Article number
000003324
Affected Versions
6.5
7.0
Source Hypervisor
All
Target Hypervisor
Azure

Problem with After an Azure ZCA’s VRA Service Restarts, All VPGs will not Start Necessary Sync and thus do not Replicate

Viewed 300 times

Summary

An administrator may notice that all VPGs replicating to an Azure ZCA are suddenly seeing rising RPO measurements. The administrator may also find the RPO is roughly as long as the last time the ZCA/ZCA's VRA services were rebooted or perhaps crashed.

Root Cause

Per Microsoft:

"It is related to the issue where sometimes the response received from the server is only partial content, due to network failures. When this SDK receives the partial response, which is an XML format content, it does not check the closings of the XML tags, skipping the partial content that should have triggered exception for customer to retry."

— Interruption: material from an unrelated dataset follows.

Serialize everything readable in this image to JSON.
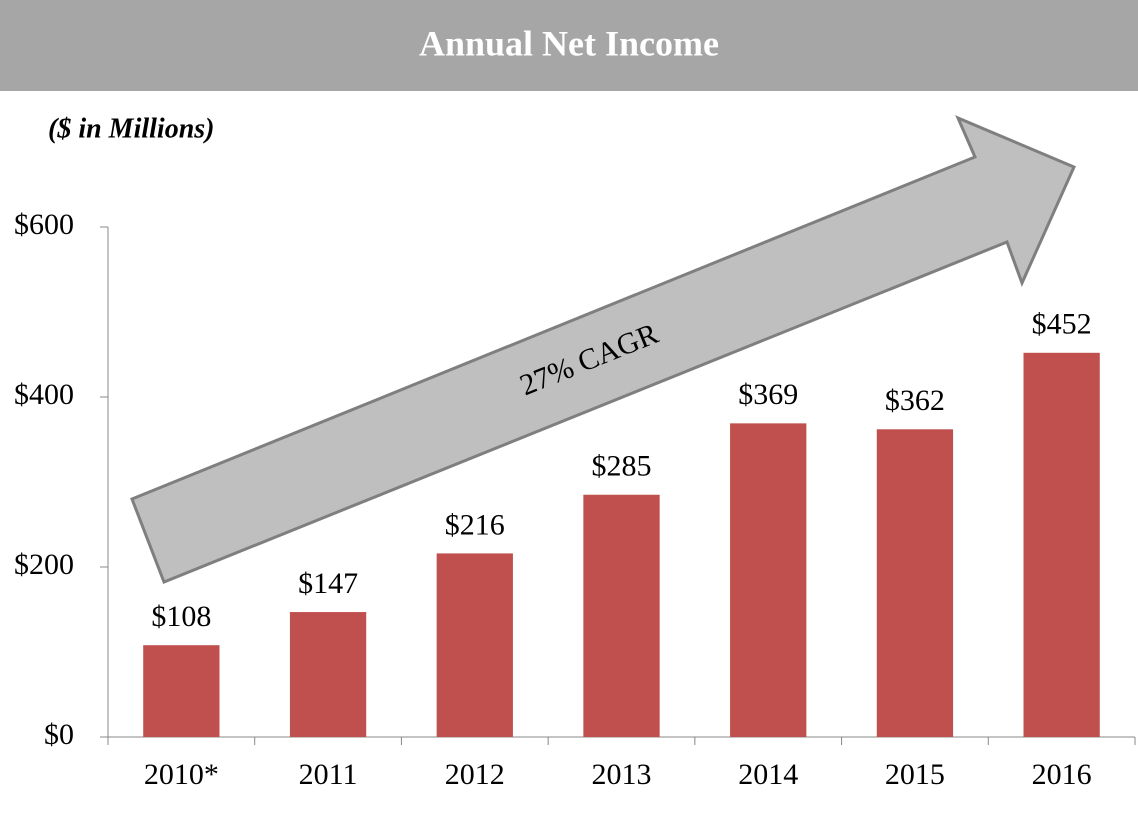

In short, Zerto is utilizing the Azure SDK to list all journal items in the Azure container. The Azure SDK only gets a partial response and thus returns a partial response and passes this along to the ZCA. Since not all of the journal files are found, the ZCA keeps trying over and over (hence loops of the same VRA log errors). Therefore, a sync can never truly begin and thus replication is down.

Symptoms

Azure ZCA VRA service is restarted/crashes or the ZCA is rebooted/crashes.

Once the ZCA/VRA service stabilizes, all VPGs replicating to this ZCA should start either a bitmap or delta sync as expected. However, no sync ever kicks off and the RPO of the VPGs will continuously rise.

No connectivity alerts are seen as the ZCA will be connected with any peer ZVMs and VRAs without issue.

VRA logs will show the following errors in a looping fashion:

2020-01-29 18:49:19.652,Error,8084,VRA,Mirror,init, m_mirId=5921807573304044400 10080 meta items failed in recovery:
.
2020-01-29 18:49:19.652,Error,8084,VRA,Mirror,init, m_mirId=5921807573304044400 failed:SFS Item: type 0x4 [COMPRESSED IO]:[269000000368000]<487021144,512,compBytes=177380>
.
2020-01-29 18:49:19.652,Error,8084,VRA,Mirror,init, m_mirId=5921807573304044400 failed:SFS Item: type 0x0 [UNCOMPRESSED IO]:[2690000003694d6]<493798904,512>

Solution

The only workaround is to recreate the VPG. Kindly follow the Preseeding Volumes KB to recreate the VPG with preseed disks to avoid initial sync.


This issue was permanently fixed in Zerto version 7.5.